Alcalde of Antioquia
- In office 1555–1556
- Monarch: Charles V

Personal details
- Born: 1515 Alburquerque, Badajoz, Spain
- Died: 1569 (aged 53–54) Medellín, New Kingdom of Granada
- Spouse: Leonor López de Santofimia
- Occupation: Conquistador
- Profession: Army officer

Military service
- Allegiance: Spanish Army
- Branch/service: Spain
- Rank: Captain

= Juan Taborda =

Juan Taborda (ca. 1505 – 1569) was an Extremaduran captain and conquistador, companion of Jorge Robledo, during the conquest of Antioquia. He served as regidor and mayor, being the founder of the surname Taborda in Colombia, extended through his descendants throughout the South American continent.

== Biography ==
Taborda was born in Alburquerque, Extremadura, around 1515 with only his father known as Alonso Taborda Díaz. He had a brother, Francisco, and a sister Catalina de Rivera. Taborda arrived in the New World around the year 1545.
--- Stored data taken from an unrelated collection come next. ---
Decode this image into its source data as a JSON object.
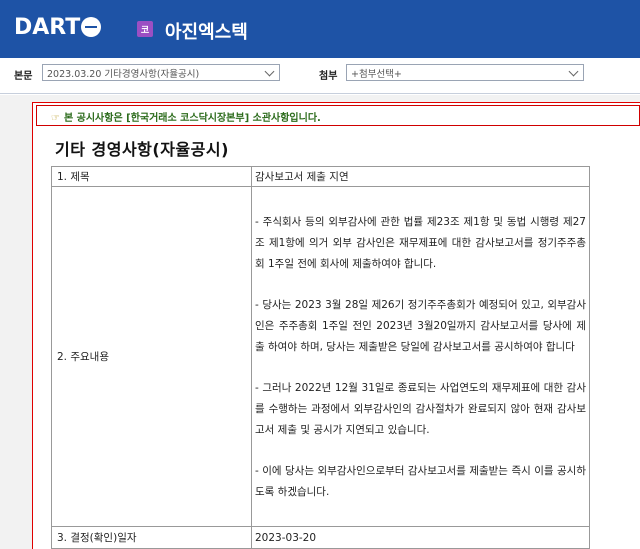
{
  "header": {
    "logo_text": "DART",
    "market_badge": "코",
    "company_name": "아진엑스텍"
  },
  "toolbar": {
    "main_label": "본문",
    "main_select_value": "2023.03.20  기타경영사항(자율공시)",
    "attach_label": "첨부",
    "attach_select_value": "+첨부선택+"
  },
  "notice": {
    "text": "본 공시사항은 [한국거래소 코스닥시장본부] 소관사항입니다."
  },
  "document": {
    "title": "기타 경영사항(자율공시)",
    "rows": [
      {
        "key": "1. 제목",
        "value": "감사보고서 제출 지연"
      },
      {
        "key": "2. 주요내용",
        "paragraphs": [
          "- 주식회사 등의 외부감사에 관한 법률 제23조 제1항 및 동법 시행령 제27조 제1항에 의거 외부 감사인은 재무제표에 대한 감사보고서를 정기주주총회 1주일 전에 회사에 제출하여야 합니다.",
          "- 당사는 2023 3월 28일 제26기 정기주주총회가 예정되어 있고, 외부감사인은 주주총회 1주일 전인 2023년 3월20일까지 감사보고서를 당사에 제출 하여야 하며, 당사는 제출받은 당일에 감사보고서를 공시하여야 합니다",
          "- 그러나 2022년 12월 31일로 종료되는 사업연도의 재무제표에 대한 감사를 수행하는 과정에서 외부감사인의 감사절차가 완료되지 않아 현재 감사보고서 제출 및 공시가 지연되고 있습니다.",
          "- 이에 당사는 외부감사인으로부터 감사보고서를 제출받는 즉시 이를 공시하도록 하겠습니다."
        ]
      },
      {
        "key": "3. 결정(확인)일자",
        "value": "2023-03-20"
      }
    ]
  },
  "colors": {
    "header_bg": "#1e53a6",
    "notice_border": "#d00000",
    "notice_text": "#2b6b1b",
    "market_badge": "#9b4fc3"
  },
  "icons": {
    "logo_mark": "dart-logo-icon",
    "notice_pointer": "pointing-hand-icon",
    "select_arrow": "chevron-down-icon"
  }
}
Juan Taborda was married to Leonor López de Santofimia, daughter of Diego Lopez de Santofimia, a Spanish nobleman, who served as a notary public in the city of Antioquia. He and his wife were parents of Juana Taborda, Juan Taborda and Leonor Taborda. His son Juan Taborda ("el Mozo") was mayor in 1573, 1575, 1581 and regidor in 1574.